I couldn’t quite grasp this, thinking he must have changed his profile or something. I have known him as an extremely prolific tweeter. So I emailed and he confirmed that he had left twitter. And, even more dramatic, deleted all his social media profiles. Gasp!
I confess, one of my first thoughts was, “Aaack — but you had so many followers (in the thousands) and “you only followed a few hundred” – your follower/followee ratio* was fantastic! “….
I admired his decisive move to cut the ties to the hive mind and lose the what he called “junk language” to focus on his own work and keep critical thinking free from the sometimes banal or trivial tone of these spaces.
He is not alone in his flight from social media. In the last couple of weeks, 2 other people that I know have also dropped off the airwaves. I also deleted that you-know-who app from my phone, and after a few days of withdrawal noticed I hardly ever go there anymore. And generally get a bit of the doldrums when I do. I wrote about social media fatigue in the spring.
What To Do When You Leave The Shoe
So if you’re considering leaving the hive mind, here are some tips for off-roading:
- If you’re using social media for professional purposes, it’s a good idea to keep the profile live. You could tweet something simple “Not currently keeping this account active” and change your bio line to emphasize where to reach you (like your website (which should already be there of course) – or linkedin …)
- Announce or have a status report on your departure. Although there’s no need to announce if you’re only taking a short break— like a few days, or hours;). Consider if this is a temporary (like 1-3 months ) absence or a longer term. Your profiles should reflect that.
- Unless you’re taking the Kurt Vonnegut approach. Then by all means delete and be done with it.
- The return. When you come back, you don’t need to say “blowing the dust off this account”. Just start tweeting, posting etc. No one cares about the dust. Unless they are an archivist. Or you’re famous, in which case you have a handler, and probably aren’t even allowed to tweet by yourself.

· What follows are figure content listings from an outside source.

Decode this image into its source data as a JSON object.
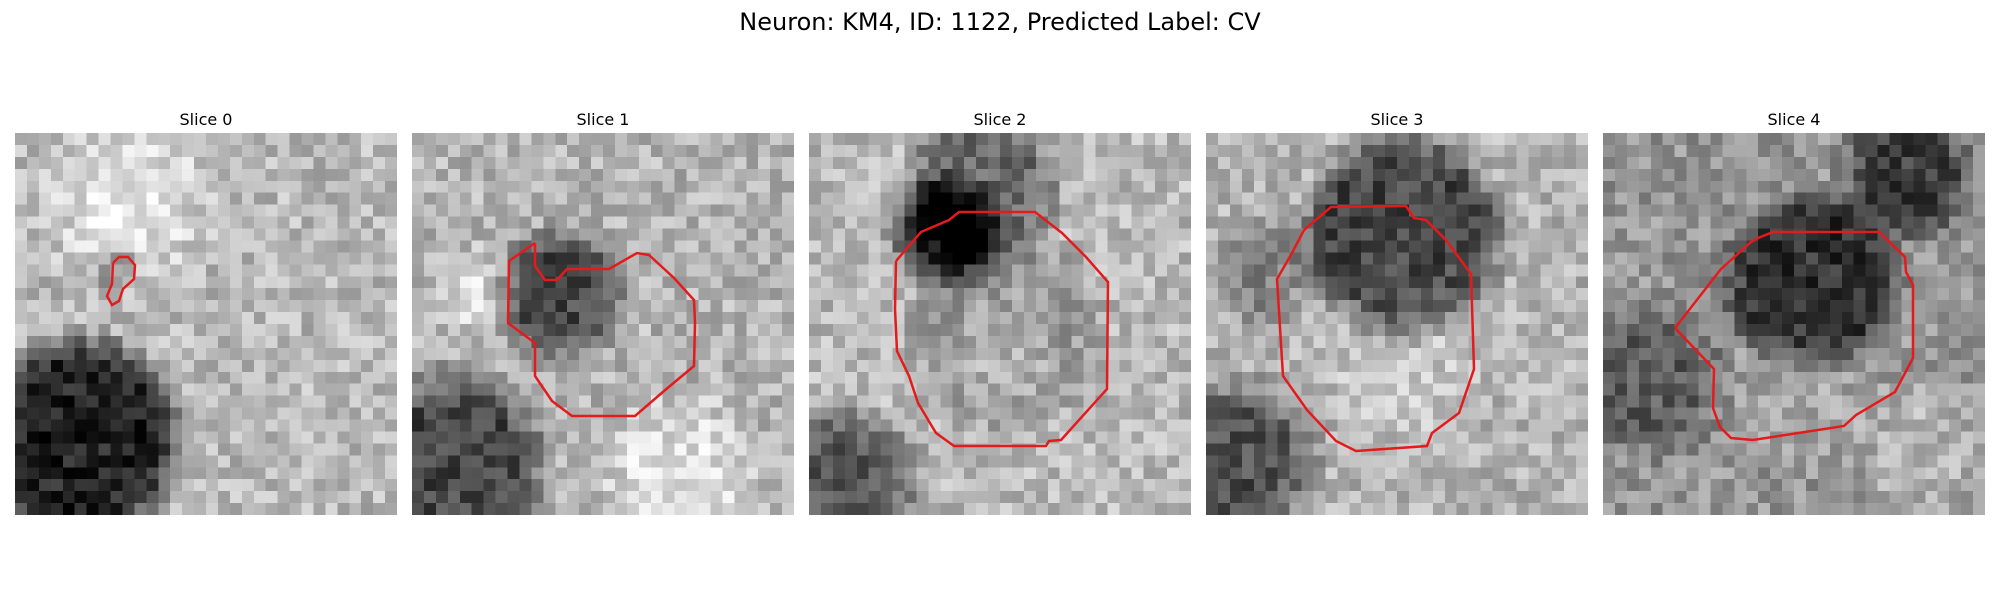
{
  "figure": {
    "title": "Neuron: KM4, ID: 1122, Predicted Label: CV",
    "panels": [
      {
        "label": "Slice 0"
      },
      {
        "label": "Slice 1"
      },
      {
        "label": "Slice 2"
      },
      {
        "label": "Slice 3"
      },
      {
        "label": "Slice 4"
      }
    ],
    "contour_color": "#e41a1c",
    "colormap": "grayscale"
  }
}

- The return if you went AWOL by a total delete: If you want to start completely fresh, with new friends, new followers then you might want to consider more carefully how many accounts you keep live, how many people you follow / friend etc. It was the overwhelming noise that drove you away in the first place, no? Why go all hustle and bustle right away?
If you want to disappear completely, well good luck with that. It’s a challenge to wipe away all traces, but I’m sure it can be done.